La peculiaridad de Shiva Baby es que los latidos de su corazón oscuro y ansioso se registran siempre en un espacio reducido, por un tiempo acotado: los traumas de toda una etapa de la vida condensados en el perímetro de una casa residencial. Y la mayor destreza de Seligman es su capacidad para manipular la puesta en escena y escapar a las formas automatizadas de las sitcoms televisivas. Así, compone una sensación de lugar; utiliza el montaje para enlazar distintos personajes y situaciones paralelas; erige la comedia y la tensión dramática con la precisión de un reloj de bolsillo.

En una de la escenas más logradas, el film pone en juego todos sus nervios desde un ritmo exasperante: Danielle es acorralada por un grupo de señoras que quiere saber todo sobre su vida, pero ella no puede dejar de pensar en su amante secreto que apareció de sorpresa en la reunión. Y el montaje gira hacia todos lados, como si experimentara un trastorno de atención: la mirada perdida de Danielle, los primeros planos de las mujeres que la bombardean a preguntas (con sus cabezas monstruosas, infladas y flotantes), la imagen distante del amante sosteniendo a su bebé en la otra punta de la habitación. Todo mientras el niño entra en erupción y su llanto hace estallar la escena en un clímax dramático.  

Esa forma de comedia de la ansiedad, con sus bordes de suspenso, mueven la película por una zona que Seligman controla con comodidad. Se trata de una atmósfera del grotesco, casi pesadillesca, cuya saturación por momentos devora la posibilidad de empatizar con la vulnerabilidad de los personajes antes que regodearse en su humillación. 
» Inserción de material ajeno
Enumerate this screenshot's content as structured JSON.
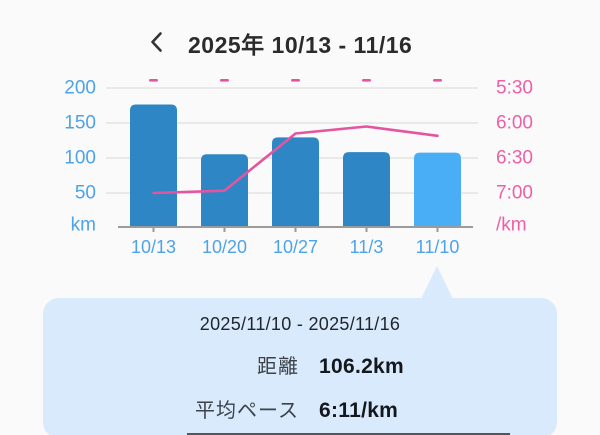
{
  "header": {
    "back_icon": "chevron-left",
    "title": "2025年 10/13 - 11/16"
  },
  "chart_data": {
    "type": "bar",
    "categories": [
      "10/13",
      "10/20",
      "10/27",
      "11/3",
      "11/10"
    ],
    "series": [
      {
        "name": "距離 (km)",
        "type": "bar",
        "values": [
          175,
          104,
          128,
          107,
          106.2
        ]
      },
      {
        "name": "平均ペース (/km)",
        "type": "line",
        "values": [
          "7:00",
          "6:58",
          "6:09",
          "6:03",
          "6:11"
        ]
      }
    ],
    "left_axis": {
      "ticks": [
        "200",
        "150",
        "100",
        "50"
      ],
      "unit": "km",
      "min": 0,
      "max": 200
    },
    "right_axis": {
      "ticks": [
        "5:30",
        "6:00",
        "6:30",
        "7:00"
      ],
      "unit": "/km",
      "top": "5:30",
      "bottom": "7:00"
    },
    "top_markers": [
      "-",
      "-",
      "-",
      "-",
      "-"
    ],
    "selected_index": 4,
    "grid": true,
    "legend_position": "none"
  },
  "colors": {
    "bar": "#2e86c4",
    "bar_selected": "#4aaef6",
    "line": "#e5559f",
    "left_axis": "#4da3ea",
    "right_axis": "#ee5fa7",
    "grid": "#e3e3e3",
    "axis": "#9b9b9b",
    "title": "#2b2b2b",
    "card_bg": "#d9eafc"
  },
  "tooltip": {
    "date_range": "2025/11/10 - 2025/11/16",
    "rows": [
      {
        "label": "距離",
        "value": "106.2km"
      },
      {
        "label": "平均ペース",
        "value": "6:11/km"
      }
    ]
  }
}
Cuando logra correrse de esa propensión, el film descubre su costado más sensible: que Danielle, una millenial educada al ritmo de las redes sociales y de las marchas feministas, realmente quiere encontrar una forma de vida distinta a los modos más tradicionales de su familia y su comunidad religiosa. “No puedes mantenerte toda la vida trabajando como niñera”, le dice el padre, “tarde o temprano tendrás que elegir una cosa u otra”. Y Danielle quiere elegir algo, sólo que no sabe exactamente qué cosa. Esa es su tragedia silenciosa.